A University of Essex-led study has revealed that those who strive for perfection and become fixated over tiny mistakes risk burning out. The study, published in the Journal of Clinical Sport Psychology, defined burnout in athletes as having a reduced sense of accomplishment, prolonged exhaustion, and falling out of love with their sport.
Luke Olsson from the University's School of Sport, Rehabilitation and Exercise Sciences, noted that there are many studies that have shown that chasing perfection, whether that be in work, sport, or school, can lead to burnout. (Also read: Burnout Syndrome can increase risk of developing heart disease)
Among athletes, the stresses of pursuing perfection can lead individuals to mentally disengage with their sporting activities, Olsson stated.
For the study, the research team examined more than 250 sportspeople -- across individual and team sports. They found that hyper self-critical competitors who react negatively to even minor failings are at risk of psychological difficulty.

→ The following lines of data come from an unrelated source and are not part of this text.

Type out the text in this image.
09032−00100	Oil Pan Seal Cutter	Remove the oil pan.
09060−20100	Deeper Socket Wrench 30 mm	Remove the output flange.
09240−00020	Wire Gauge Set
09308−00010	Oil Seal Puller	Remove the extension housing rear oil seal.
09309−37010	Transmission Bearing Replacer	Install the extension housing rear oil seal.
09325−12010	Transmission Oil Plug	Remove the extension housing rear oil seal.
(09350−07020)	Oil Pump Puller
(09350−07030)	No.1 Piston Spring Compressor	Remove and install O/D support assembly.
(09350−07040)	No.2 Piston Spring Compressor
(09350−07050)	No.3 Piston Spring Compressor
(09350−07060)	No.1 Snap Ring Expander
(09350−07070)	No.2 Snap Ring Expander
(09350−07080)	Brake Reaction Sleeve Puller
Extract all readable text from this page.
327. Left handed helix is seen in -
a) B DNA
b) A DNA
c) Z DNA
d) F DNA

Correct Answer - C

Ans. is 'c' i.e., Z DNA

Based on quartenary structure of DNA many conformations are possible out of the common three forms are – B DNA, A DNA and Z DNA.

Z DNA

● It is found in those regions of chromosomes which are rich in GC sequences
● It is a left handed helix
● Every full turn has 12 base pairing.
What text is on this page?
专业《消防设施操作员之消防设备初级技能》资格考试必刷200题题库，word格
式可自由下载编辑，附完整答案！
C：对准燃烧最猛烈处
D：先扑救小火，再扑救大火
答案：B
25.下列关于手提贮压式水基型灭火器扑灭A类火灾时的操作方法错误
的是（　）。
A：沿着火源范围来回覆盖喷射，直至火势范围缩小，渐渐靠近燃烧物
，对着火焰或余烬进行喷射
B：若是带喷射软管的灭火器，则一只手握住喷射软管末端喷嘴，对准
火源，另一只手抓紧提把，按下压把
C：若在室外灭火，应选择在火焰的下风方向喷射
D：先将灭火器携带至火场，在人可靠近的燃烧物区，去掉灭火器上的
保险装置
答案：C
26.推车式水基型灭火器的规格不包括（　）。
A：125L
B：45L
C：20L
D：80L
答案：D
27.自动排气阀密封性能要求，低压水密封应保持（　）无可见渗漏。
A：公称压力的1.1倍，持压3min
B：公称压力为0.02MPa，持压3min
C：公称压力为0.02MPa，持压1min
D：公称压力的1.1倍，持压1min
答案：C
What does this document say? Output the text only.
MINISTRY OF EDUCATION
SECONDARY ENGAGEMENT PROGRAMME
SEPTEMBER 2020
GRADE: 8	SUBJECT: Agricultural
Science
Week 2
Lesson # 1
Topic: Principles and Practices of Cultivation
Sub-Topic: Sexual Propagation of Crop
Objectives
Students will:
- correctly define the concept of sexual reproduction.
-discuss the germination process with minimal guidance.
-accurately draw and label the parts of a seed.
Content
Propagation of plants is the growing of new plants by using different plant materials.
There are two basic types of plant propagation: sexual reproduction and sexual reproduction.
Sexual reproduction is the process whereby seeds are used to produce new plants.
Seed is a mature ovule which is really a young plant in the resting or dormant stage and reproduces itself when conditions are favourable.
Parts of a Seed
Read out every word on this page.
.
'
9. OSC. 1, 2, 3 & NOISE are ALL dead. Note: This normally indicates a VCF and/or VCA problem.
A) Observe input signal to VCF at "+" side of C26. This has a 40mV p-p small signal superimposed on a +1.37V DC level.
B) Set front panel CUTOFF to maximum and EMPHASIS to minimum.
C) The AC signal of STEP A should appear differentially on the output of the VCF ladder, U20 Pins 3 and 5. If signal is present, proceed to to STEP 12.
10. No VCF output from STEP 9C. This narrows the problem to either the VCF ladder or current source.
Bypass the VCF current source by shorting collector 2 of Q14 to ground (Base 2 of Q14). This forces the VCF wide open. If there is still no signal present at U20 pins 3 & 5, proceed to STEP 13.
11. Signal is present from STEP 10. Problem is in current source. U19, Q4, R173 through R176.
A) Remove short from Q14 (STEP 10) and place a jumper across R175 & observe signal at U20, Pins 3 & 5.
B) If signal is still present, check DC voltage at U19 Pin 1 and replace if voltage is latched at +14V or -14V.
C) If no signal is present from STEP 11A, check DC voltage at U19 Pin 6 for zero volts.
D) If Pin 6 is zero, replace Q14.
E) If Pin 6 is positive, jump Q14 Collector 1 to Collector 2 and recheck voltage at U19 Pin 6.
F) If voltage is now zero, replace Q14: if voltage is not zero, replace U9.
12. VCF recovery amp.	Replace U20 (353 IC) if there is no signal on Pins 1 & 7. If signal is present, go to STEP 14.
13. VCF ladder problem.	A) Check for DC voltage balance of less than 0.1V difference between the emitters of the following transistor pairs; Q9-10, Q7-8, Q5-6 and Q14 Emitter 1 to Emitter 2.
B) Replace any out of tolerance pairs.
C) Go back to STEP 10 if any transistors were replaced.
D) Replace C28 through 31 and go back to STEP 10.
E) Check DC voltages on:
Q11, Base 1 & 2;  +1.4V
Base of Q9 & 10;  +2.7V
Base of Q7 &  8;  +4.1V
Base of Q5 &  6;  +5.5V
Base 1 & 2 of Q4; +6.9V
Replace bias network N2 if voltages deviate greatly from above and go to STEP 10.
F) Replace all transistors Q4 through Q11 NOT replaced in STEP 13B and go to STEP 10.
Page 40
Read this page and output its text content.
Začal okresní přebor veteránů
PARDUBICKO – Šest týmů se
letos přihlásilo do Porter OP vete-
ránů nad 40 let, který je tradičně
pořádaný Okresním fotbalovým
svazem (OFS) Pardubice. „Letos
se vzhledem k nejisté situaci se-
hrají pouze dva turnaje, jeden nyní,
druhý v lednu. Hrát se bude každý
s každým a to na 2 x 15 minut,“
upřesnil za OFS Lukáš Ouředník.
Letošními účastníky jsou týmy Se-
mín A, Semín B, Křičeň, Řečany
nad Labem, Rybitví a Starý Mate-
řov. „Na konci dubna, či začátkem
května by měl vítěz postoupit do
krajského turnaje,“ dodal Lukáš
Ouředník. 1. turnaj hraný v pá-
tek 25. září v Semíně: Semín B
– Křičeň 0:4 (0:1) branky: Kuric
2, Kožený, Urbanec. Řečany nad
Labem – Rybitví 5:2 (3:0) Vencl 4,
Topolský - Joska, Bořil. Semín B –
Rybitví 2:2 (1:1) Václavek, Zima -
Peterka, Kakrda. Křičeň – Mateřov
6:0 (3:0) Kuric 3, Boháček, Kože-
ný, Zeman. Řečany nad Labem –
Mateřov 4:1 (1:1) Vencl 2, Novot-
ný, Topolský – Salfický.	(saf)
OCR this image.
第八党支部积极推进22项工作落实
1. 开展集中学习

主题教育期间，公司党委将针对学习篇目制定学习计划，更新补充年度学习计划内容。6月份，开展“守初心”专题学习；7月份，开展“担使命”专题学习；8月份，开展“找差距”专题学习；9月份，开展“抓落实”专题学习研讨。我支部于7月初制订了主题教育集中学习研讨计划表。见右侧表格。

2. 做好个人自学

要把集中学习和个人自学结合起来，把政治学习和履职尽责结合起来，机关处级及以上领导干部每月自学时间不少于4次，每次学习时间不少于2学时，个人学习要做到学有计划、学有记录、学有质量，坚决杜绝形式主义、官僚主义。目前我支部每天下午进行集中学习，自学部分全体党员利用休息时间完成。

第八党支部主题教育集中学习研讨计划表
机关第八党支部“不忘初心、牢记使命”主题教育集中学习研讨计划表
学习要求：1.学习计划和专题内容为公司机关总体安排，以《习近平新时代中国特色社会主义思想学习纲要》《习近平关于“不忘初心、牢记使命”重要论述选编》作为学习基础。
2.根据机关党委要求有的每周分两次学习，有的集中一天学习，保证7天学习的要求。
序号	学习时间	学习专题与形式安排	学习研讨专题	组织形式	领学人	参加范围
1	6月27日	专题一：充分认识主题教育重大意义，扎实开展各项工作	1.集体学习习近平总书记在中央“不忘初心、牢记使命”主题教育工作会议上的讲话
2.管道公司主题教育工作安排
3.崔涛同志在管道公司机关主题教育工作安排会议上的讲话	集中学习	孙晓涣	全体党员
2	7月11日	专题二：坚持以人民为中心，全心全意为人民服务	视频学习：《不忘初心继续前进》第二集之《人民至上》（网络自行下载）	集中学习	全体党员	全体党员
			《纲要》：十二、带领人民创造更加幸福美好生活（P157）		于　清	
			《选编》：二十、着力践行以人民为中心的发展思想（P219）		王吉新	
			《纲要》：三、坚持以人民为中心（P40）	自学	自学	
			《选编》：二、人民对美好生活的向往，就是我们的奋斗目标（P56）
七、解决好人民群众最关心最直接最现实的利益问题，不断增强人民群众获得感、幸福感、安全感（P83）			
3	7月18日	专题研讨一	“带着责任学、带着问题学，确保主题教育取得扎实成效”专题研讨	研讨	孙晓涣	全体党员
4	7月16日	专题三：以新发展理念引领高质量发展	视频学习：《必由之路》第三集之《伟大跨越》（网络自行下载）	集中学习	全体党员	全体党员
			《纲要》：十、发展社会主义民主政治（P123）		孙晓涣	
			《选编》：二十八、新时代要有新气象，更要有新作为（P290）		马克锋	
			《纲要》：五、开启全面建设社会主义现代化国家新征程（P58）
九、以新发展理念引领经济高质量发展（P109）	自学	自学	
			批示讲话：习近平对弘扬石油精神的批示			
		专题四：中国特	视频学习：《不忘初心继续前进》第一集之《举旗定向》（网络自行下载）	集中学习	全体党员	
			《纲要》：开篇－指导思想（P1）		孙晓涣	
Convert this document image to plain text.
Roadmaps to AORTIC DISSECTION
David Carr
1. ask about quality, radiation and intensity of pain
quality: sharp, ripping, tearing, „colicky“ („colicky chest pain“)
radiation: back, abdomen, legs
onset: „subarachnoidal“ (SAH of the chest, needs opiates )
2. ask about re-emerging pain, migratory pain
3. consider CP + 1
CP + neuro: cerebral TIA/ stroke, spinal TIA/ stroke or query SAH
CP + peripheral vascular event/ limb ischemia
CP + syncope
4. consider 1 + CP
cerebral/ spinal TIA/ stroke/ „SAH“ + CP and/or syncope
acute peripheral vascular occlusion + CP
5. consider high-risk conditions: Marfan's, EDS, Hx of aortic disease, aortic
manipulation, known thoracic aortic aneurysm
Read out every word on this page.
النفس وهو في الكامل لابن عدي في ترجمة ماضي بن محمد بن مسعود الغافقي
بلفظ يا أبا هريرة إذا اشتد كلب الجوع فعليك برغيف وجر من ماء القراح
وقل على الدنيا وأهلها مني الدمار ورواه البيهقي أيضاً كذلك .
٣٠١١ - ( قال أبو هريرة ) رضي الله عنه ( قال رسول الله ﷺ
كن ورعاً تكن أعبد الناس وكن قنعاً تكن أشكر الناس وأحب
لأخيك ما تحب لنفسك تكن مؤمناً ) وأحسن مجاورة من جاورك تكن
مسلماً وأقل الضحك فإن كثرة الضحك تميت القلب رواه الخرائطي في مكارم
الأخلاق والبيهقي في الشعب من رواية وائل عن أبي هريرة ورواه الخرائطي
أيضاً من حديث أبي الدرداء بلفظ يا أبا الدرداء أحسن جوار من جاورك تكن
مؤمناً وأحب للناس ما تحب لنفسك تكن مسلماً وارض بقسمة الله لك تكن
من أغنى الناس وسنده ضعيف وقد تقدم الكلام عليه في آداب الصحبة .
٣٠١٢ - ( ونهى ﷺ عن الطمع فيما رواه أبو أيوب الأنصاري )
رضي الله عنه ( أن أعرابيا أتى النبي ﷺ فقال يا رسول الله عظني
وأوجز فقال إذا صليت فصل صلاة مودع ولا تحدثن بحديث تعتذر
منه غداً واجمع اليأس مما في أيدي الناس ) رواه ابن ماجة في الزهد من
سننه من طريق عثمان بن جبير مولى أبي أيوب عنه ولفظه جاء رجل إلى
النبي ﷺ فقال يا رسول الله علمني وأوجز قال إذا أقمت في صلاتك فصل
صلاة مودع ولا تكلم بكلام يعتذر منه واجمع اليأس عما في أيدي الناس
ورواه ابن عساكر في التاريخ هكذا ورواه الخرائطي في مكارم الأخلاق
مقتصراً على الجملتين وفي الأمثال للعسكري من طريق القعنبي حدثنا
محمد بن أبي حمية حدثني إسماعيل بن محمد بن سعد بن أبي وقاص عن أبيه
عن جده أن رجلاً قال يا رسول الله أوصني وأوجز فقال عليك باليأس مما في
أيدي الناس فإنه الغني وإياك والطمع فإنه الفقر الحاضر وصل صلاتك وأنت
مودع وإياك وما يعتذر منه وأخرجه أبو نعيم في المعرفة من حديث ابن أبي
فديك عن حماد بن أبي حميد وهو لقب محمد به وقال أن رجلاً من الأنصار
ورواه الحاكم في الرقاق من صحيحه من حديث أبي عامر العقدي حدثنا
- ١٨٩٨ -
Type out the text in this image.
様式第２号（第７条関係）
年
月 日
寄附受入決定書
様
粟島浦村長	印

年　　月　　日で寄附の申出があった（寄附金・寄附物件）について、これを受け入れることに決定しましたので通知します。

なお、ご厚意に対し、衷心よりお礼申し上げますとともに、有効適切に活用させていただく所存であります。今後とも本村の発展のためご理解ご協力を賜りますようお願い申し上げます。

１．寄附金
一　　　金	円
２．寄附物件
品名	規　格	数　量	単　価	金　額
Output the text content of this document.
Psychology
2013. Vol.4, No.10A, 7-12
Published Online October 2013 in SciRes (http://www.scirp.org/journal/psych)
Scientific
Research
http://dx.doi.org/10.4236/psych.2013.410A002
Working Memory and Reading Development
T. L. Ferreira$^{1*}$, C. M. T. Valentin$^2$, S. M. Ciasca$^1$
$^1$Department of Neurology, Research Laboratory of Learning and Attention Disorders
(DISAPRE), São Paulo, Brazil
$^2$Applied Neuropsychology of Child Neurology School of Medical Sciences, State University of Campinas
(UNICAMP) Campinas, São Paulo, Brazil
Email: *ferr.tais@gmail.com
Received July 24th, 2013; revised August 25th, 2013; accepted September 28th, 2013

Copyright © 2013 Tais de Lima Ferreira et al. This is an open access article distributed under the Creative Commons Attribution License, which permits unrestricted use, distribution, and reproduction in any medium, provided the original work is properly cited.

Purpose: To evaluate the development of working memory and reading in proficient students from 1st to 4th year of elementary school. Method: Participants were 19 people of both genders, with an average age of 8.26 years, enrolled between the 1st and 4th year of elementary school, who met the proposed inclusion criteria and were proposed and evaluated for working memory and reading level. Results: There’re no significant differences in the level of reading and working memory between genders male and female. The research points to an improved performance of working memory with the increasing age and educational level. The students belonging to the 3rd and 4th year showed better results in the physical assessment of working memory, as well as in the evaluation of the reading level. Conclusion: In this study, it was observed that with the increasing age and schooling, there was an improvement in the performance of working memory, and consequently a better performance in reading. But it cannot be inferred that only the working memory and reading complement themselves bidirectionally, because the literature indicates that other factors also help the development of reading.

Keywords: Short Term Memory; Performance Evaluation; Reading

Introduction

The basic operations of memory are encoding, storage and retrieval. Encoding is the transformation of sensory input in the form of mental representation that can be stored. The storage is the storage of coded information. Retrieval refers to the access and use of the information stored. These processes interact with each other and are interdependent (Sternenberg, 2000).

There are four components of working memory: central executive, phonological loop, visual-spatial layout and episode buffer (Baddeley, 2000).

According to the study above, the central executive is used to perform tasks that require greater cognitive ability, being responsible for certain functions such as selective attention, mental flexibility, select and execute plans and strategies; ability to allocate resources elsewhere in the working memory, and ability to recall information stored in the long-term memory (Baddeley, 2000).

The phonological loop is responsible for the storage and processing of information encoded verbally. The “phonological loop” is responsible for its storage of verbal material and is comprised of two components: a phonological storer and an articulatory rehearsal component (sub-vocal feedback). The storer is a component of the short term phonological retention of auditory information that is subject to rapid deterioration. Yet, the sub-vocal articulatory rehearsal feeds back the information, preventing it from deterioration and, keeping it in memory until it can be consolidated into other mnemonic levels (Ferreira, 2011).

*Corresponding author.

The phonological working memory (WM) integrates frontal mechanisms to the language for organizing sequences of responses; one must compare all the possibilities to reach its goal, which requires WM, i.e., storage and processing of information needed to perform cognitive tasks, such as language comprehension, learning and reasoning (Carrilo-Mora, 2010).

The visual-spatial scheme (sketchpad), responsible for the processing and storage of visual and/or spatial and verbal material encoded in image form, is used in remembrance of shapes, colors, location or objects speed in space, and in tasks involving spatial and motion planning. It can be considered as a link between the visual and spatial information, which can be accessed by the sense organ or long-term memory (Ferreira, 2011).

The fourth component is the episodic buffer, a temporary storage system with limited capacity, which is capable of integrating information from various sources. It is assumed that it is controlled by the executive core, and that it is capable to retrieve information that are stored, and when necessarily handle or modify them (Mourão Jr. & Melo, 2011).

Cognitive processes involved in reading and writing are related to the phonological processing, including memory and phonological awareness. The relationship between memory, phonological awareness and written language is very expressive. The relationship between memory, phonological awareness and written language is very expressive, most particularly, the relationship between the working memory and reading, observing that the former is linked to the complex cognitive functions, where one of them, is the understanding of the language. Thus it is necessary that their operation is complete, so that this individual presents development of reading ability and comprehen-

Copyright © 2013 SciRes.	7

Perfectionistic concerns -- an obsession and excessive reaction to perceived failure -- were found to be strongly associated with burnout in athletes.
Further, this fixation on failure may make them view any achievement as inadequate and upcoming competitions, as disproportionately stressful, and create a self-fulfilling performance prophecy, the researchers said.
Cognitive behavioural therapy, mindfulness and developing a kinder mindset may help reduce perfectionistic concerns and potentially prevent burnout, the study authors pointed out.
For preventing burnout, Olsson believes that the athletes themselves should be wary that pursuing perfection and being overly self-critical could do more harm than good.
Being less self-critical will allow athletes to celebrate successes in performance and embrace failures as an opportunity to reflect and improve rather than beat themselves up, he said.